Time is essential to Chou’s film, which repeatedly destabilises the audience with its non-linear structure. “I was excited about offering a different experience of how you feel about the time spent with the character,” says Chou. “[The film] unfolds with the surprise of having gaps in the narrative. It’s a bit risky, but I think that’s what cinema is.”

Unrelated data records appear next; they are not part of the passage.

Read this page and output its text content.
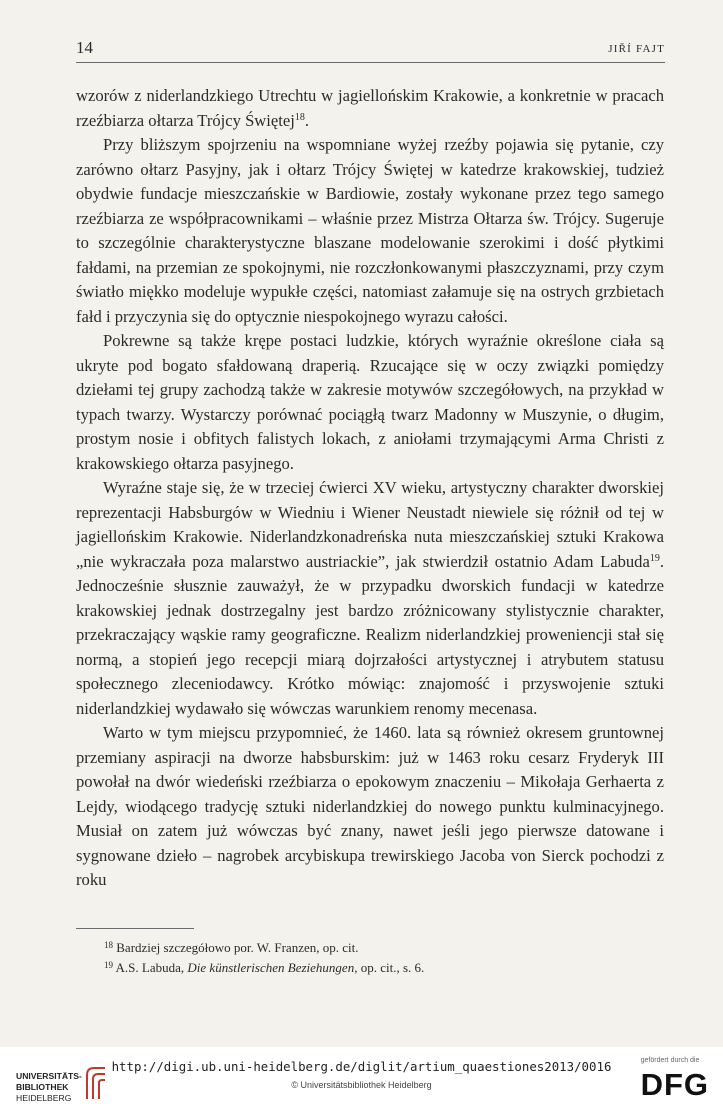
14	JIŘÍ FAJT

wzorów z niderlandzkiego Utrechtu w jagiellońskim Krakowie, a konkretnie w pracach rzeźbiarza ołtarza Trójcy Świętej$^{18}$.

Przy bliższym spojrzeniu na wspomniane wyżej rzeźby pojawia się pytanie, czy zarówno ołtarz Pasyjny, jak i ołtarz Trójcy Świętej w katedrze krakowskiej, tudzież obydwie fundacje mieszczańskie w Bardiowie, zostały wykonane przez tego samego rzeźbiarza ze współpracownikami – właśnie przez Mistrza Ołtarza św. Trójcy. Sugeruje to szczególnie charakterystyczne blaszane modelowanie szerokimi i dość płytkimi fałdami, na przemian ze spokojnymi, nie rozczłonkowanymi płaszczyznami, przy czym światło miękko modeluje wypukłe części, natomiast załamuje się na ostrych grzbietach fałd i przyczynia się do optycznie niespokojnego wyrazu całości.

Pokrewne są także krępe postaci ludzkie, których wyraźnie określone ciała są ukryte pod bogato sfałdowaną draperią. Rzucające się w oczy związki pomiędzy dziełami tej grupy zachodzą także w zakresie motywów szczegółowych, na przykład w typach twarzy. Wystarczy porównać pociągłą twarz Madonny w Muszynie, o długim, prostym nosie i obfitych falistych lokach, z aniołami trzymającymi Arma Christi z krakowskiego ołtarza pasyjnego.

Wyraźne staje się, że w trzeciej ćwierci XV wieku, artystyczny charakter dworskiej reprezentacji Habsburgów w Wiedniu i Wiener Neustadt niewiele się różnił od tej w jagiellońskim Krakowie. Niderlandzkonadreńska nuta mieszczańskiej sztuki Krakowa „nie wykraczała poza malarstwo austriackie”, jak stwierdził ostatnio Adam Labuda$^{19}$. Jednocześnie słusznie zauważył, że w przypadku dworskich fundacji w katedrze krakowskiej jednak dostrzegalny jest bardzo zróżnicowany stylistycznie charakter, przekraczający wąskie ramy geograficzne. Realizm niderlandzkiej proweniencji stał się normą, a stopień jego recepcji miarą dojrzałości artystycznej i atrybutem statusu społecznego zleceniodawcy. Krótko mówiąc: znajomość i przyswojenie sztuki niderlandzkiej wydawało się wówczas warunkiem renomy mecenasa.

Warto w tym miejscu przypomnieć, że 1460. lata są również okresem gruntownej przemiany aspiracji na dworze habsburskim: już w 1463 roku cesarz Fryderyk III powołał na dwór wiedeński rzeźbiarza o epokowym znaczeniu – Mikołaja Gerhaerta z Lejdy, wiodącego tradycję sztuki niderlandzkiej do nowego punktu kulminacyjnego. Musiał on zatem już wówczas być znany, nawet jeśli jego pierwsze datowane i sygnowane dzieło – nagrobek arcybiskupa trewirskiego Jacoba von Sierck pochodzi z roku

$^{18}$ Bardziej szczegółowo por. W. Franzen, op. cit.
$^{19}$ A.S. Labuda, Die künstlerischen Beziehungen, op. cit., s. 6.
UNIVERSITÄTS-
BIBLIOTHEK
HEIDELBERG
http://digi.ub.uni-heidelberg.de/diglit/artium_quaestiones2013/0016
© Universitätsbibliothek Heidelberg
gefördert durch die
DFG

In writing Freddie’s story, Chou would arrive at some answers of his own. “At the beginning, I was blind enough not to see how personal this story was to me,” he shares. “I was asking myself that question of legitimacy: ‘Why do I make this story if it’s not mine?’ The moment I was ready to give up, something suddenly turned a light on: my god, that’s also my story in a way.” At the age of 25 – the same age as Freddie – Chou decided to go to Cambodia, where his parents were born. “I came with that self-assured overconfidence, like Freddie, being very certain of my identity," he recalls. "I was taught to repeat: ‘I have the French culture, French education; in conclusion, I’m French’. Facing Cambodian people my age, they were very sceptical: saying, ‘Don’t you think it’s a bit more complex than that?’” Chou laughs. “It was brutal.”

The film’s twisty narrative is given flesh-and-blood in an astonishing performance by first-time actor Park Ji-min: impossible to tear your eyes away from as she leaves collateral damage everywhere in her wake. “I found Ji-min through a common friend,“ says Chou. “I had talked to him extensively about my film, and he said, ‘You should meet this girl. She’s not an adoptee, she’s not an actress. But somehow, everything you said about Freddie reminds me of her.’”

When he eventually met Park, Chou was struck by the feeling that he was already “in front of some kind of alter ego of Freddie”. Freddie became a chimera: the personality of Chou’s friend hybridised with Chou’s own experiences living between Paris and Phnom Penh, and then it sharpened thanks to Park’s challenges to the script. “Ji-min felt unsatisfied with many things [regarding] the portrayal of her experience as an Asian woman in France,” Chou says. “She rewrote the character design in terms of clothes, the precise nature of the relationships she has with male characters, female characters, and Asian characters. So if Freddie looks to be a bit special,” he smiles, “it’s the result of those multiple transformations.”

Weaving between French, Korean, and English, the film is also a fascinating exploration of translation – as not simply a linguistic process, but a constantly troubling negotiation of emotion. “Translation is a question of distance,” Chou says. “How do you find the right way to synchronise yourself?” Return to Seoul is an ode to seeking those moments of synchronisation, even if they never come so easily.